Hydrogen itself may be carbon free. But all of the sources for hydrogen are not.
Hydrogen is a fairly simply produced from electrolysis of water, so any produced from nuclear or hydroelectric is totally carbon free.
Industry produces it from hydrocarbons for a variety of reasons — cheapness of the material (which is often the surplus to fuel production), ability to produce on site an amount that would be highly dangerous to store (think zeppelin explosions) and the need to produce it hot. The situation is quite different.
It would be mental to use petrol to produce H2 when we could just burn the petrol in the first place. I think the scientists have thought this through just a little bit.

Steve R
August 30, 2011 2:53 pm

Say we could fill up on cheap environmentally friendly H2. Why bother with the fuel cell? Why not use the tried and true internal combustion engine?

Janice
August 30, 2011 2:54 pm

Jason Joice M.D. says: “So someone explain to me how hydrogen is so much more dangerous that a gas tank full of gasoline or a CNG car’s tank full of methane??”
When gasoline or methane burn, you can see the flame.
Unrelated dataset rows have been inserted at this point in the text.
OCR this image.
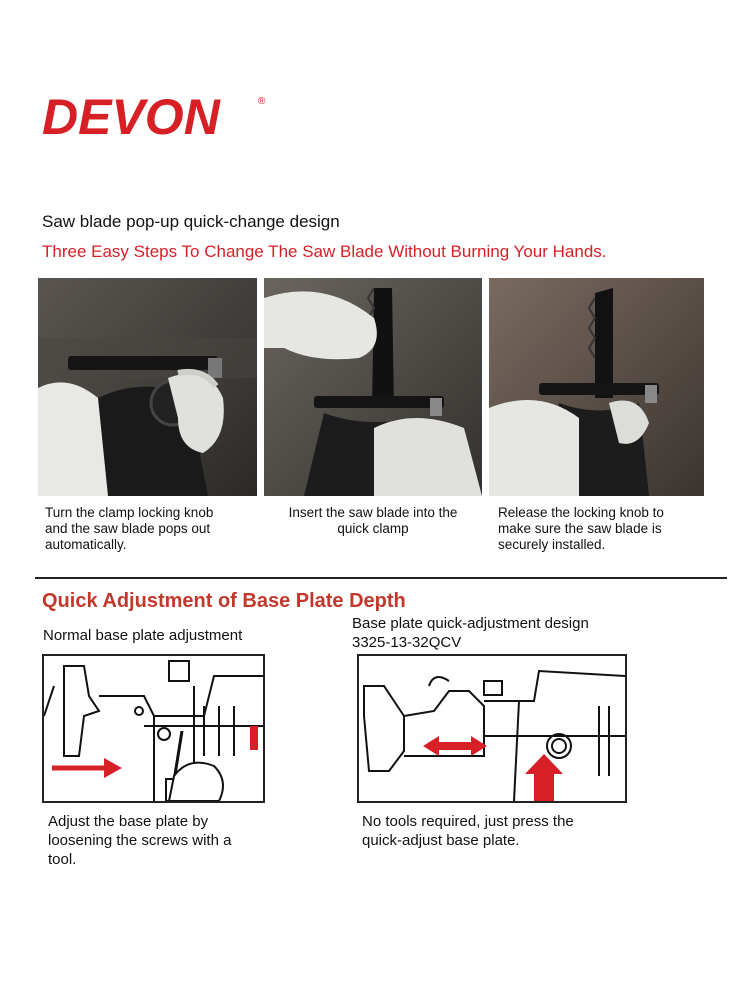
DEVON	®
Saw blade pop-up quick-change design
Three Easy Steps To Change The Saw Blade Without Burning Your Hands.
Turn the clamp locking knob
and the saw blade pops out
automatically.
Insert the saw blade into the
quick clamp
Release the locking knob to
make sure the saw blade is
securely installed.
Quick Adjustment of Base Plate Depth
Normal base plate adjustment
Base plate quick-adjustment design
3325-13-32QCV
Adjust the base plate by
loosening the screws with a
tool.
No tools required, just press the
quick-adjust base plate.
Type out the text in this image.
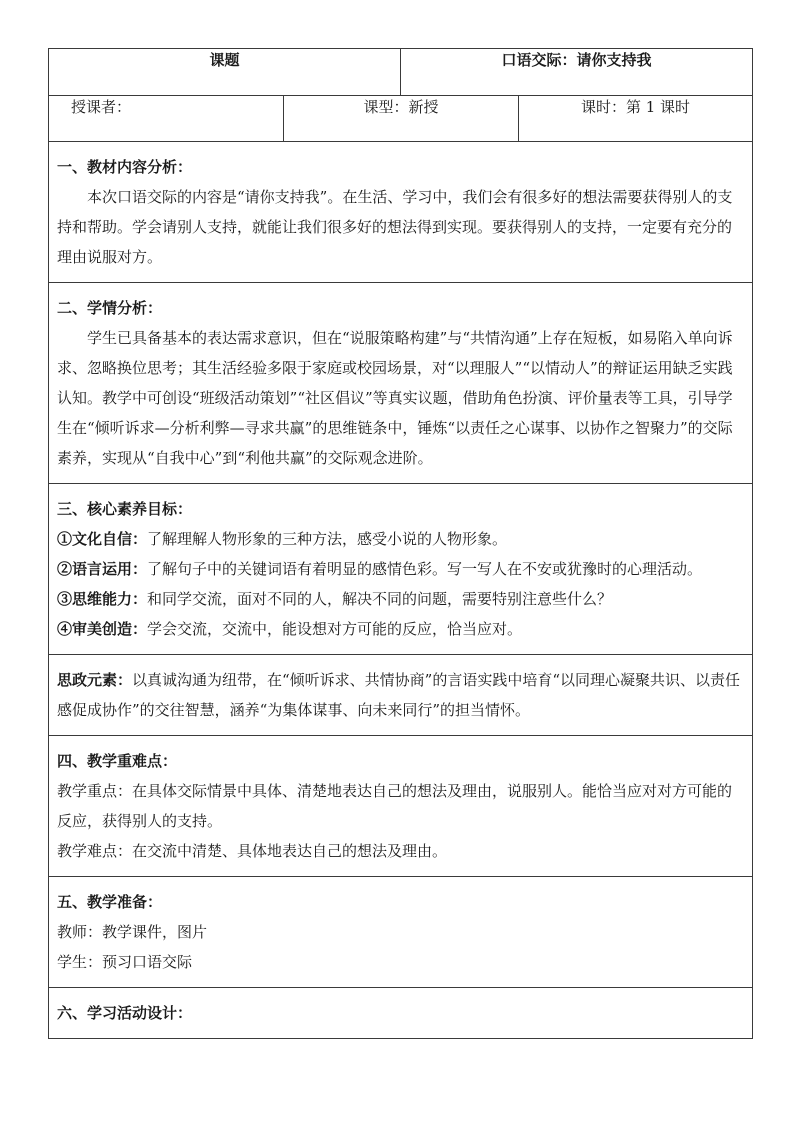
课题		口语交际：请你支持我	
授课者：	课型：新授		课时：第 1 课时

一、教材内容分析：

本次口语交际的内容是“请你支持我”。在生活、学习中，我们会有很多好的想法需要获得别人的支持和帮助。学会请别人支持，就能让我们很多好的想法得到实现。要获得别人的支持，一定要有充分的理由说服对方。			

二、学情分析：

学生已具备基本的表达需求意识，但在“说服策略构建”与“共情沟通”上存在短板，如易陷入单向诉求、忽略换位思考；其生活经验多限于家庭或校园场景，对“以理服人”“以情动人”的辩证运用缺乏实践认知。教学中可创设“班级活动策划”“社区倡议”等真实议题，借助角色扮演、评价量表等工具，引导学生在“倾听诉求—分析利弊—寻求共赢”的思维链条中，锤炼“以责任之心谋事、以协作之智聚力”的交际素养，实现从“自我中心”到“利他共赢”的交际观念进阶。			

三、核心素养目标：

①文化自信：了解理解人物形象的三种方法，感受小说的人物形象。

②语言运用：了解句子中的关键词语有着明显的感情色彩。写一写人在不安或犹豫时的心理活动。

③思维能力：和同学交流，面对不同的人，解决不同的问题，需要特别注意些什么？

④审美创造：学会交流，交流中，能设想对方可能的反应，恰当应对。			

思政元素：以真诚沟通为纽带，在“倾听诉求、共情协商”的言语实践中培育“以同理心凝聚共识、以责任感促成协作”的交往智慧，涵养“为集体谋事、向未来同行”的担当情怀。			

四、教学重难点：

教学重点：在具体交际情景中具体、清楚地表达自己的想法及理由，说服别人。能恰当应对对方可能的反应，获得别人的支持。

教学难点：在交流中清楚、具体地表达自己的想法及理由。			

五、教学准备：

教师：教学课件，图片

学生：预习口语交际			

六、学习活动设计：			
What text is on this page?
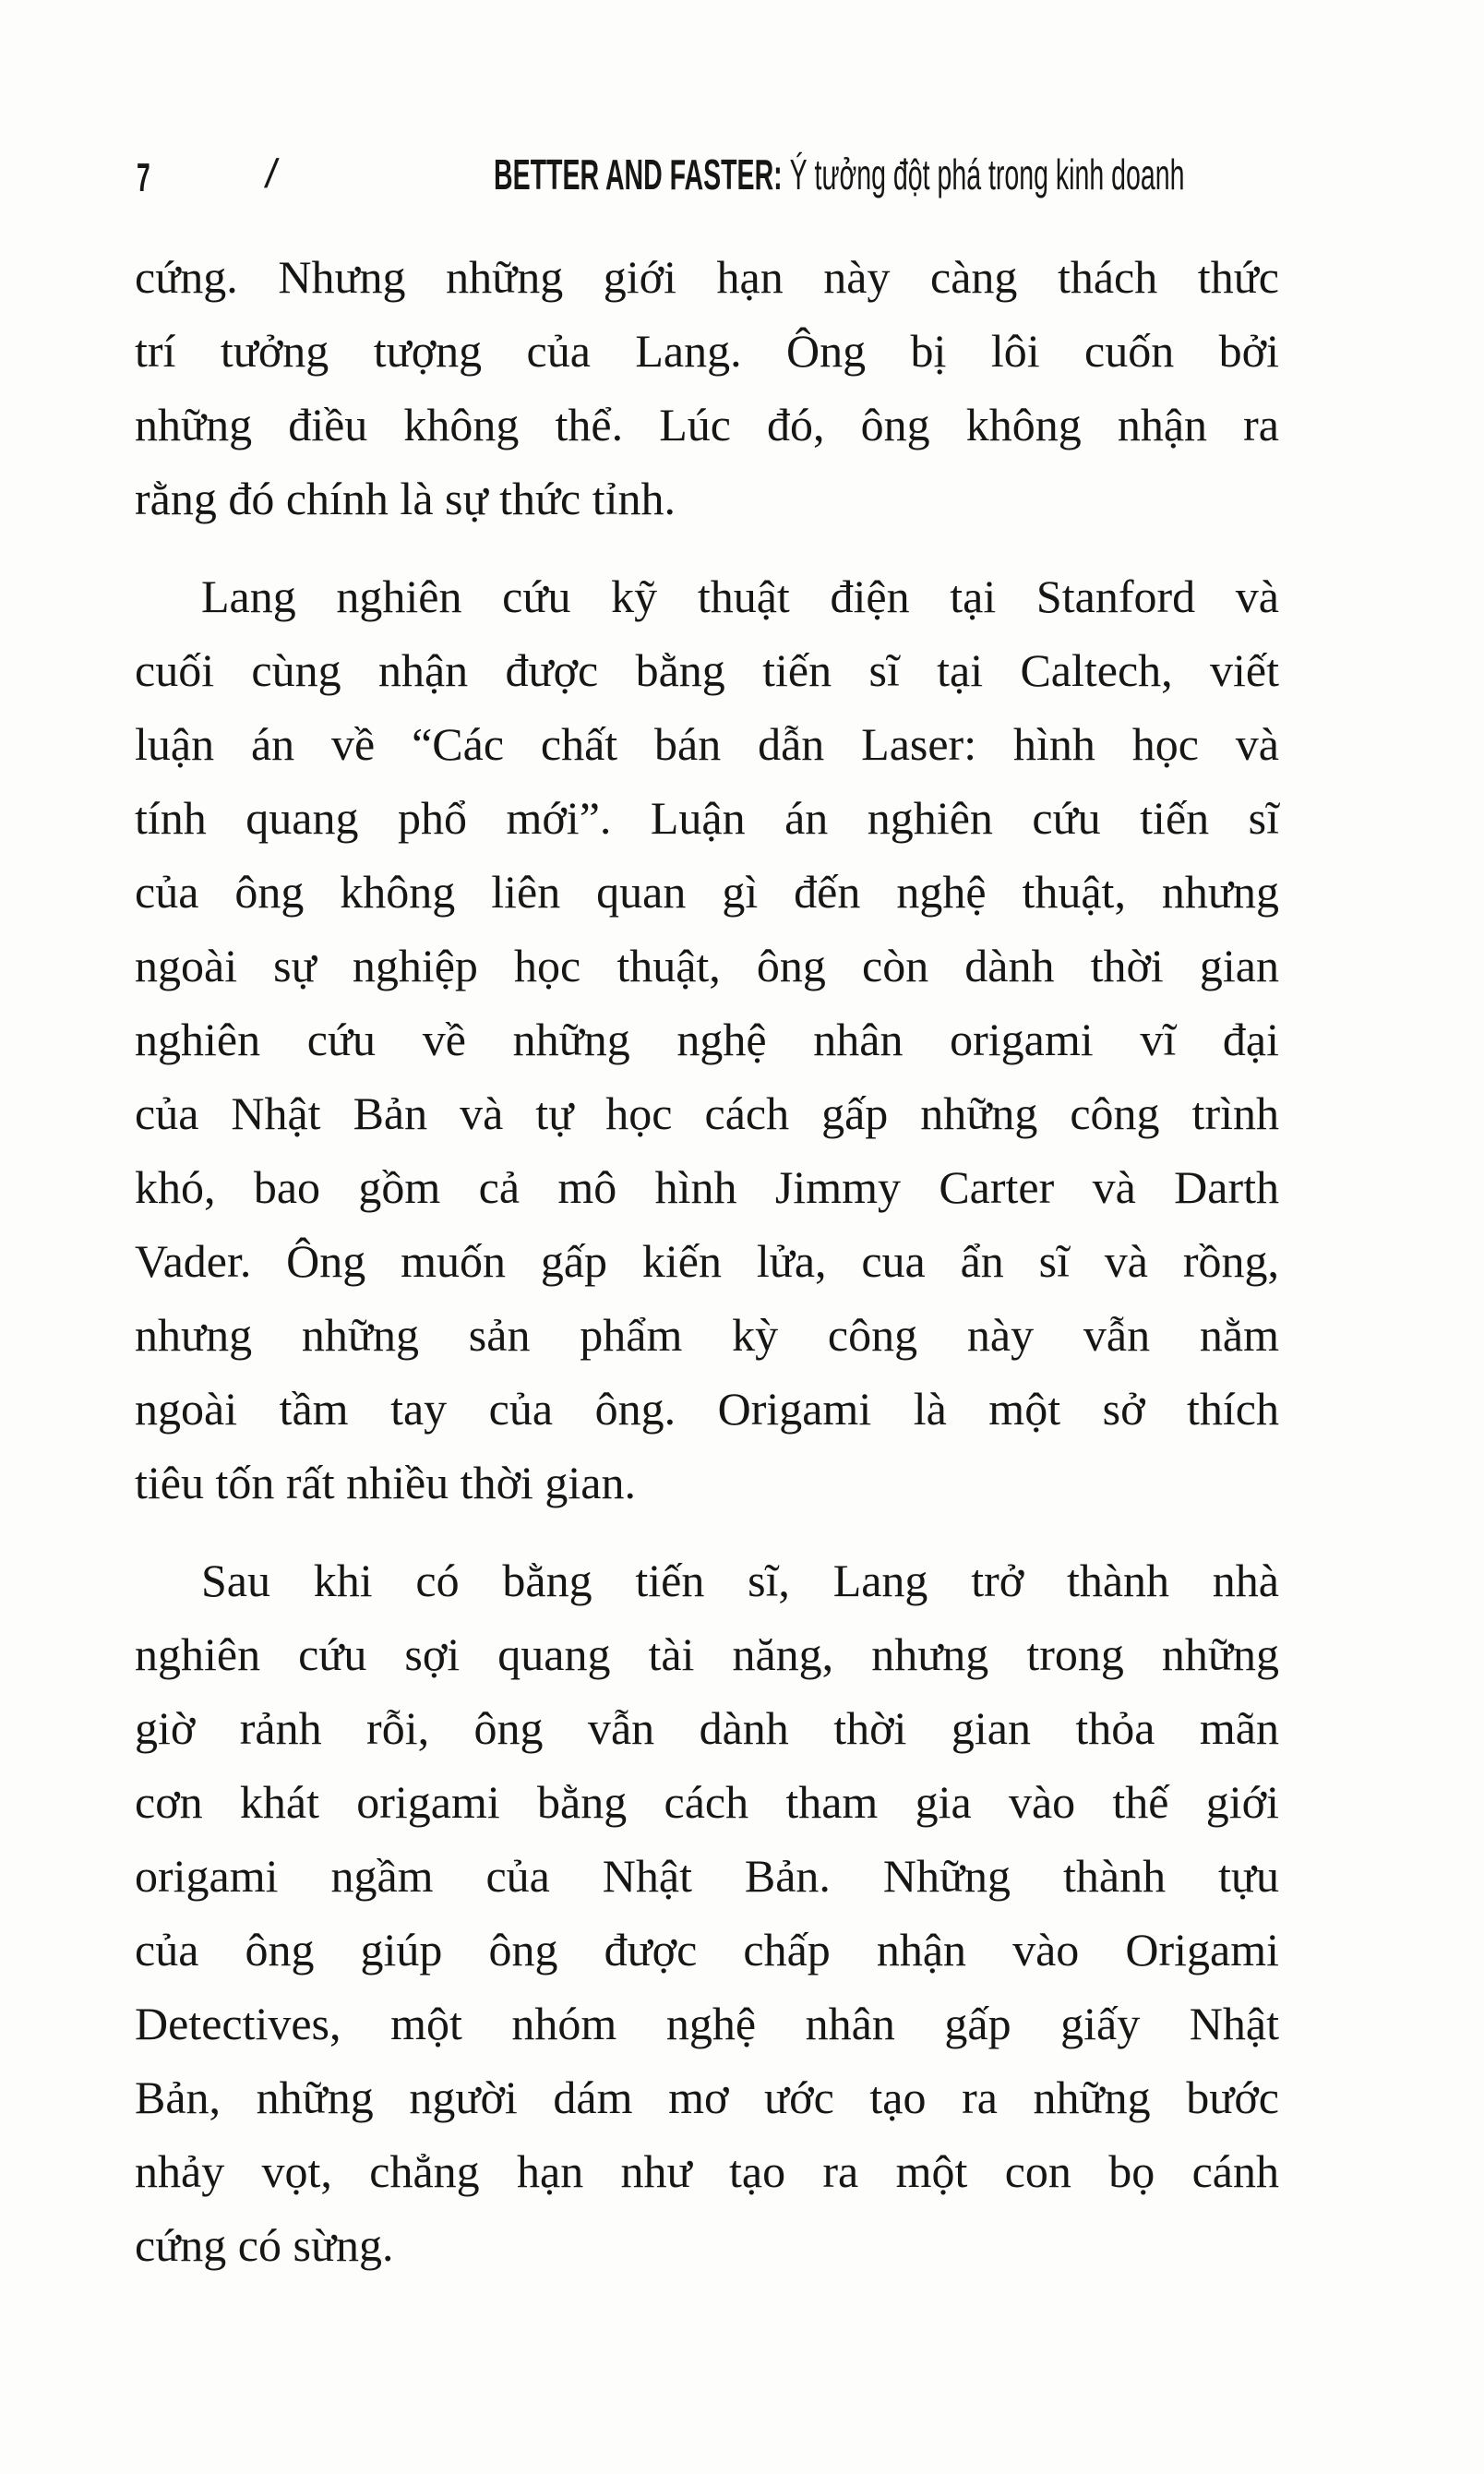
7	/	BETTER AND FASTER: Ý tưởng đột phá trong kinh doanh
cứng. Nhưng những giới hạn này càng thách thức
trí tưởng tượng của Lang. Ông bị lôi cuốn bởi
những điều không thể. Lúc đó, ông không nhận ra
rằng đó chính là sự thức tỉnh.
Lang nghiên cứu kỹ thuật điện tại Stanford và
cuối cùng nhận được bằng tiến sĩ tại Caltech, viết
luận án về “Các chất bán dẫn Laser: hình học và
tính quang phổ mới”. Luận án nghiên cứu tiến sĩ
của ông không liên quan gì đến nghệ thuật, nhưng
ngoài sự nghiệp học thuật, ông còn dành thời gian
nghiên cứu về những nghệ nhân origami vĩ đại
của Nhật Bản và tự học cách gấp những công trình
khó, bao gồm cả mô hình Jimmy Carter và Darth
Vader. Ông muốn gấp kiến lửa, cua ẩn sĩ và rồng,
nhưng những sản phẩm kỳ công này vẫn nằm
ngoài tầm tay của ông. Origami là một sở thích
tiêu tốn rất nhiều thời gian.
Sau khi có bằng tiến sĩ, Lang trở thành nhà
nghiên cứu sợi quang tài năng, nhưng trong những
giờ rảnh rỗi, ông vẫn dành thời gian thỏa mãn
cơn khát origami bằng cách tham gia vào thế giới
origami ngầm của Nhật Bản. Những thành tựu
của ông giúp ông được chấp nhận vào Origami
Detectives, một nhóm nghệ nhân gấp giấy Nhật
Bản, những người dám mơ ước tạo ra những bước
nhảy vọt, chẳng hạn như tạo ra một con bọ cánh
cứng có sừng.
When hydrogen burns, you cannot see the flame.
Gasoline and methane are fairly large molecules, and thus are relatively easy to contain. Hydrogen is very very small, and difficult to contain. It is possible that a tank to contain hydrogen would have to be very thick-walled (in comparison to a gasoline tank) just to slow down the leak rate.

DirkH
August 30, 2011 3:01 pm

Doc Stephens says:
August 30, 2011 at 2:46 pm
“We need to quit burning coal, natural gas, and petroleum for a varieity of reasons–the most important of which is the need for this natural resource for making stuff.”
The peak oilers and greens also constantly say this but that doesn’t make it true. When you have enough energy but you ran out of hydrocarbons for “making stuff”, you can very easily expend some plant oil for “making stuff” or just synthesize hydrocarbons from scratch.